The next lines focus on structure, pressure, and the quiet tactics
that emerge under pressure.

Four fixed fronts: rent, labor, ingredients, tax. Each alone is enough to sink a restaurant. Together, they guarantee that honesty becomes unviable before profitability becomes possible. The restaurateur isn’t dishonest — he’s just cornered.
“Too many people start restaurants because it’s what they know — not because it’s scalable or defensible. Most restaurants end up competing locally, with no moat.”
(Peter Thiel - Forbes, 2015)
Culture of Fraud
Low Margins
In Sweden, restaurants typically turn over between SEK 5 and 15 million a year, with net margins between 2% and 8%, with harsh seasonal swings… A 15% margin is often held up as the Golden Rule: 25% rent, 25% staff, 35% ingredients, 15% net.
Steakhouse Lilla Torg AB reached SEK 13.2 million in revenue with 7.2% margin. Bastard Burgers posted SEK 979 million revenue with 9.5% net margin in 2023. Carlsberg followed with 14.7% on SEK 111.87 billion.
Personalkollen posted a margin of 38.7% on SEK 78 million. Balder, which leases space to Elite Hotel Esplanade where Quan operates, secured a margin of 25.7% on SEK 12.88 billion. Google posted 15.4% on SEK 9.1 trillion.

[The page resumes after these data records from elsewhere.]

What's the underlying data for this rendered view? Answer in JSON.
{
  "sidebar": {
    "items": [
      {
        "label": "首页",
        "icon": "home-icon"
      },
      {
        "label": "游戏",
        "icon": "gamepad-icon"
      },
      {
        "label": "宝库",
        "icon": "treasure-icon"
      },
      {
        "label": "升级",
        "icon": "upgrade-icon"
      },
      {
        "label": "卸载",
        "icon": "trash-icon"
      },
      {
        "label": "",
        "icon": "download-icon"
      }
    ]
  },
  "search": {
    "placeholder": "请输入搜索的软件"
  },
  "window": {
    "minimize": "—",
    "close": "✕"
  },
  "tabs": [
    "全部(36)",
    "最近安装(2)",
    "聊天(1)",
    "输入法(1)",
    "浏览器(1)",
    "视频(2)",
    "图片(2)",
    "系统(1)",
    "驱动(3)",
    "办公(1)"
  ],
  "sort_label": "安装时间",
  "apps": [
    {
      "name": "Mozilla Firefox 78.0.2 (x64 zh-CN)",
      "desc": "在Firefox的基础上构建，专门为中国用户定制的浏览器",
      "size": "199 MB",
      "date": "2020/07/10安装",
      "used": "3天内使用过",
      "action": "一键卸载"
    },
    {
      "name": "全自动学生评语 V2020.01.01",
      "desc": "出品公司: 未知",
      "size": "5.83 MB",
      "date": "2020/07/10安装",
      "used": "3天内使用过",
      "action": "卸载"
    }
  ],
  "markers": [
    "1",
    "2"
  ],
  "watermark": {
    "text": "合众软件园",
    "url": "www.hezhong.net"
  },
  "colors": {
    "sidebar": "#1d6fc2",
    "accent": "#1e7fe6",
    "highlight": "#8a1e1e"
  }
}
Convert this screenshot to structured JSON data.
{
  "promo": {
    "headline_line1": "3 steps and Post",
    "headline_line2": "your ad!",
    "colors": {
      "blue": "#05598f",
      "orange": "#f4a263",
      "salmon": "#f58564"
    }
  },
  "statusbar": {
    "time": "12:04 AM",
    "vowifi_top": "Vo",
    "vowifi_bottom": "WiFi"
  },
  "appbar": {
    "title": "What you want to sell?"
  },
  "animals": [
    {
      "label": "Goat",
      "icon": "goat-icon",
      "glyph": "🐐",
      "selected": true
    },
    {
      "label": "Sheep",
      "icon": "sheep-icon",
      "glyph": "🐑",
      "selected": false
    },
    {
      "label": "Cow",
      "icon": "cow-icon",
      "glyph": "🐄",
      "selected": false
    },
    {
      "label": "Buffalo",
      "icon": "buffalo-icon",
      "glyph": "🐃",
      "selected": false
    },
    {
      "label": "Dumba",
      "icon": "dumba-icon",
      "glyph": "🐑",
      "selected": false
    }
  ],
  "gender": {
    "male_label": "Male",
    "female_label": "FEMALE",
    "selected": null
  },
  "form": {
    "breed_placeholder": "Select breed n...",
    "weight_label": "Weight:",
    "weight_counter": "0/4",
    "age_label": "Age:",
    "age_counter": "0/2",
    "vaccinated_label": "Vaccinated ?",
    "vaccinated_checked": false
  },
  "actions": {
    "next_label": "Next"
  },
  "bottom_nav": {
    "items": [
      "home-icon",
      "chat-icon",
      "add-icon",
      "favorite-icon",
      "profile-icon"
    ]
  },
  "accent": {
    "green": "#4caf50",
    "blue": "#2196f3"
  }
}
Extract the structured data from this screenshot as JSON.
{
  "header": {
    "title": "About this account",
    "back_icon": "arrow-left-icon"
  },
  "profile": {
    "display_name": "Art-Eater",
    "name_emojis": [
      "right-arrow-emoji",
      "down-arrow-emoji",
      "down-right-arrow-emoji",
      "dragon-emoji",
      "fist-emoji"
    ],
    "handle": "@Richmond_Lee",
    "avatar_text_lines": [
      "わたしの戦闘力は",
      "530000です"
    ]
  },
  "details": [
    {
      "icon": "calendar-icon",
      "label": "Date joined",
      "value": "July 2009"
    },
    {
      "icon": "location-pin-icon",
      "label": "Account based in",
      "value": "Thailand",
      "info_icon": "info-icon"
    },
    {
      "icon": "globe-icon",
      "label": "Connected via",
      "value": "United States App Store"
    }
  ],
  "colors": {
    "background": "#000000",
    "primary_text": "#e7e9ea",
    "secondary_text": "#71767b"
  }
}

Half-open staff locker, handwritten marker, fall 2023.
Heavy Regulation
So we have the tax added to everything the customer pays (12%), the tax the restaurateur pays on top of every salary (31.42%), the tax on company profits (20.6%), and the tax the owner pays again to take money out of their own business (20%).
In 1950, restaurateurs kept around 75% of their profits. By 1980, under Olof Palme, that dropped to 25%. Since then, caught in one tax cascade after another, they end up with 50% — in line with other Swedish entrepreneurs, but far from Dubai’s 91%.
In Sweden, 9.2% of adults are entrepreneurs — and only 1.8% of them are restaurant owners. Yet 8.4% of the national income comes from business taxation, 17.3% from individual income taxes, and 22.4% from consumption taxes. As both business operators and everyday consumers, entrepreneurs contribute across all three pillars.
During the Covid-19 crisis, Swedish businesses could defer tax payments (including VAT, employer fees, and payroll taxes) to preserve short-term liquidity. The restaurant sector is now repaying SEK 1.6B across 1,700 businesses, under monthly installments.

Half-open staff locker, handwritten marker, fall 2023.
Rent Trap
The Lilla Torg Effect — a form of vitrine rent — leaves restaurateurs exposed to an ultraliberal asymmetry, where rent levels follow pure supply-demand logic.
Rigid contracts force tenants to finance all renovations themselves, locking them into a structure that— unlike most of Europe—offers no cushion when margins collapse.
Since 2024, as Sweden joined NATO, the war in Ukraine coincided with rising commercial rents — +18 % between 2021–2023 — now locked in via indexed contracts.
Robert Lundgren reported +550 % volatility in electricity costs over a few months, stating: “It’s difficult to run a business depending on whether it’s windy or not.”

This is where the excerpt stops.